January 3, 2011
If J Herbin Café des Isles is the color of coffee with cream, then Terre de Feu is the color of powdered cocoa. It is a lovely milk-chocolate ink with a slight reddish undertone – almost reminiscent of red clay. It possesses a low degree of saturation and a high degree of shading in even a fine nib pen.
As with most J Herbin inks, Terre de Feu is slightly watery – as a result, it flows easily, but does not provide significant level of lubrication between pen and paper. It is well-behaved in other respects, though. It exhibits a low level of show-through and no bleed-through at all on each of the papers I tested it against.
Dry time was average. On the slow-drying and non-absorbent Rhodia paper, it took 5 seconds to dry to the touch. On the absorbent and typically fast-drying Ecosystem paper, it took slightly longer, at 6 to 8 seconds. I’ve seen this behavior with occasional inks, and it always startles me. Feathering was atypically low for J Herbin inks on both papers, which is nice to see.
Water resistance was generally low. In the smear test, in which I run a wet finger across the page, the red-brown dyes ran easily, creating a lovely smudge on the page. The drip test, in which I let several drops of water soak into the page for a minute before blotting them up, pulled the red-brown dye right off the paper, leaving a ghostly grey line behind.
The results of the soak test, in which I run the paper under a stream of water for thirty seconds, were better than I anticipated. While the red-brown dye washed off almost immediately, it left behind a light grey line that is similar to a pencil line. As a result, a catastrophic encounter with water might not completely obliterate one’s work. However, I wouldn’t use Terre de Feu with anything I intended to resist the elements, like the outside of an envelope.

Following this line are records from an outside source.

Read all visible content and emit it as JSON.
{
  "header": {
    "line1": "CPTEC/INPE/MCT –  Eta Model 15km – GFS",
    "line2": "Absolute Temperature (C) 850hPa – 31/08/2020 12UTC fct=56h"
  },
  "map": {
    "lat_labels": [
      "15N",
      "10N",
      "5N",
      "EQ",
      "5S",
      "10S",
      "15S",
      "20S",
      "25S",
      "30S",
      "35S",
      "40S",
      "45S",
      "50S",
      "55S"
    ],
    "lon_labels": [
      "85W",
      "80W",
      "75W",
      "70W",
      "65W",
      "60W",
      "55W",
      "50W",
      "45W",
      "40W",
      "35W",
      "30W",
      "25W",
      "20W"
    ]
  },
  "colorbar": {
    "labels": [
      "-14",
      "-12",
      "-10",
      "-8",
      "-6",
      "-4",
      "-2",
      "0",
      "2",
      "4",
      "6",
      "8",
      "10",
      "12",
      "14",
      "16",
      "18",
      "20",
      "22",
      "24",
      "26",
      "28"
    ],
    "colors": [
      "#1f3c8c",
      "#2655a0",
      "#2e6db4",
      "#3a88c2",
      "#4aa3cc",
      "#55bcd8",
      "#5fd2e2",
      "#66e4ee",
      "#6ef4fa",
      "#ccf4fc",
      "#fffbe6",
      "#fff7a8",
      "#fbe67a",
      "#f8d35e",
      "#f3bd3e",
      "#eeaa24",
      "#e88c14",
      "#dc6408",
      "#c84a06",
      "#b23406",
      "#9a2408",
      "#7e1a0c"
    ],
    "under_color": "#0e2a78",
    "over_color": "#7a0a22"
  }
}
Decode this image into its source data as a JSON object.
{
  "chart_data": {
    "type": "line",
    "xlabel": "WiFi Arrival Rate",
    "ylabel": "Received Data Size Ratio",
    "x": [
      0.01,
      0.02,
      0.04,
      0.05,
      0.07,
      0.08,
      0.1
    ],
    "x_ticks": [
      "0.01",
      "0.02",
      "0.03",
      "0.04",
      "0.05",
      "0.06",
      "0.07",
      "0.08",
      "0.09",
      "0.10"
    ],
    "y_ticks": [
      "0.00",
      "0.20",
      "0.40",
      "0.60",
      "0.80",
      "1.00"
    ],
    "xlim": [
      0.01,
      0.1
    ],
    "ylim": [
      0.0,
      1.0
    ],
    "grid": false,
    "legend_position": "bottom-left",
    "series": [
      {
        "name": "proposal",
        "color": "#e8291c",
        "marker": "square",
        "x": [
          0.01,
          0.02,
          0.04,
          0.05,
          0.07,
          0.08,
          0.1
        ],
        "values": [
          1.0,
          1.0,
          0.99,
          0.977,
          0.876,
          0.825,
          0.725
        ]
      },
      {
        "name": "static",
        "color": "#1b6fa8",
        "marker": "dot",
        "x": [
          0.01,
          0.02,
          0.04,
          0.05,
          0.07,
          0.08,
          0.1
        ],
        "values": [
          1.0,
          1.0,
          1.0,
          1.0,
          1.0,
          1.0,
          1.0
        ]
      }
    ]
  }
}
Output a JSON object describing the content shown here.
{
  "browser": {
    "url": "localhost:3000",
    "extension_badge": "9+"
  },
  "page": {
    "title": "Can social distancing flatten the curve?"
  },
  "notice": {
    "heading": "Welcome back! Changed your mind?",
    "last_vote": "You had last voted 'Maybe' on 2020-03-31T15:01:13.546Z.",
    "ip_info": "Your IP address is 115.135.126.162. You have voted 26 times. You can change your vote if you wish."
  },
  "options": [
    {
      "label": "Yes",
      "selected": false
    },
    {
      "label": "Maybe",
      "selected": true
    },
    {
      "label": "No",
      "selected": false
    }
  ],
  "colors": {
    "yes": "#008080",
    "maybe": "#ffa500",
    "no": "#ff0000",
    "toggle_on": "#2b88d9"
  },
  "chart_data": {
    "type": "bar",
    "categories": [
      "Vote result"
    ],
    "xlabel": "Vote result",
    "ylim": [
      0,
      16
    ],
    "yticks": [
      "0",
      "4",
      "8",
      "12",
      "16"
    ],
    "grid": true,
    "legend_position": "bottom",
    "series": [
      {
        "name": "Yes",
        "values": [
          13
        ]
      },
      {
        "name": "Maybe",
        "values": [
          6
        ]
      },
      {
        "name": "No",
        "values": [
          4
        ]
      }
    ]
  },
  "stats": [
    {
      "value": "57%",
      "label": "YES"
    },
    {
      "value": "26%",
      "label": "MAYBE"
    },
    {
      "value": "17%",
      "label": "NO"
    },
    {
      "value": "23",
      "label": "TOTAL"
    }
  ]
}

J. Herbin fountain pen inks come in a 30ml bottle with an integrated pen rest that is suitable for displaying on top of one’s desk.
Brown inks are a versatile lot. It is a relatively conservative color, so one could quite likely use it for business purposes. It reads easily on white and off-white paper, and therefore works well for journaling or personal correspondence. This ink, in particular, is lovely for calligraphy and other artistic endeavors, with a rich, earthy character hiding under its surface.
I like J Herbin Terre de Feu more than Café des Isles. It is a versatile ink that walks the line between conservative and bold, and the red undertones are evocative and lovely. While the water resistance is low, it is otherwise a delightful ink to use, and, for those that like brown ink, is a worthwhile addition to your collection.
Review materials: For the wide strokes, I used a Lamy 1.1mm steel calligraphy nib in a Lamy Safari. For the narrow strokes, I used an EF steel nib in a Lamy Safari. The paper is Rhodia 80gsm from a No. 16 Bloc Pad.